Open bassosimone opened 4 years ago
Does the current code impact browser clients?
When I fetch https://ndt-iupui-mlab2-mil03.measurement-lab.org/ with chrome, it's using h2
. Same when I navigate to https://ndt-iupui-mlab2-mil03.measurement-lab.org/static/ndt7.html. Yet Chrome performs the test using secure WebSocket. I believe the browser does not use h2 for WebSocket for now and I have seen there is an experimental flag for enabling it. Then, I found an authoritative source:
WebSockets over HTTP/2 [...] would only be used for secure WebSockets requests, and only if there is already an HTTP/2 connection where the server has already advertised support for WebSockets over HTTP/2 via the HTTP/2 SETTINGS parameter defined in the specification.
So, the answer to your question, @stephen-soltesz is "no".
I believe this issue is obsolete.
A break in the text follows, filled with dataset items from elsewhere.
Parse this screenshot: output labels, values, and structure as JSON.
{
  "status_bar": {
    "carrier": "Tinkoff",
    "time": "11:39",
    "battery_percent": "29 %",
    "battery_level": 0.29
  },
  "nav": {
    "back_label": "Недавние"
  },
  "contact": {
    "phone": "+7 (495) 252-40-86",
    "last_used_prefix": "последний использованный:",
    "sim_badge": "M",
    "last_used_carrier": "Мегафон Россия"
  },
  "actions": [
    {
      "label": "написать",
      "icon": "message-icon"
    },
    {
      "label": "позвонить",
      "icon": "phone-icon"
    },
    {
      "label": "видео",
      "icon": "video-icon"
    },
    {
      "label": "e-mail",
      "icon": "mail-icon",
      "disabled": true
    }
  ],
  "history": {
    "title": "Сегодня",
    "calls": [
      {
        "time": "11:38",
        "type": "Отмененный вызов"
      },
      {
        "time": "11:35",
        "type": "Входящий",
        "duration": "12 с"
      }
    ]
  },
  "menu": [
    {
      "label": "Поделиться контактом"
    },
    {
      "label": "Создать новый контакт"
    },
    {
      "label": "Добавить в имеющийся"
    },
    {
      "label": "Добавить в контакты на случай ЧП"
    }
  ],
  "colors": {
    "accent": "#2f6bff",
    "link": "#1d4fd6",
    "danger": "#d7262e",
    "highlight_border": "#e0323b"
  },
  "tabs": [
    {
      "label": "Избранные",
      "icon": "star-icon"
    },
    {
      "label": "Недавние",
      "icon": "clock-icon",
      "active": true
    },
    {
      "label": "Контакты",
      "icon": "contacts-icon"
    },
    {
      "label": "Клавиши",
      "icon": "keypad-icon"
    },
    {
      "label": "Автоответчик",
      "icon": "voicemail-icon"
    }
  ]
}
Please reopen if you disagree.
@stephen-soltesz has it been fixed by disabling h2? While it's not breaking clients now, it may break clients in the future when h2 increasingly becomes the norm, for this reason I think it is better to keep it open. The quote above, pulled from a discussion of a Chrome feature, explains the policy that Chrome is currently using vis a vis h2. Yet, our server is still replying with h2 http/1.1
in the ALPN. Also, while that is Chrome's policy, and while Firefox appears to be using a Chrome-like policy, it may be that in the future Firefox or other browsers may change policy. So, I'd keep this issue open.
(But I don't have the power to re-open the issue, so I think I cannot do myself the "reopen if you disagree" part.)
Thanks!
By default Go enables http2, however gorilla/websocket does not support http2. So, we need to disable http2 otherwise a client may attempt to perform WebSocket using http2, as instructed by ALPN, but that process fails. This Stack Overflow thread may be useful to show us how to disable http2.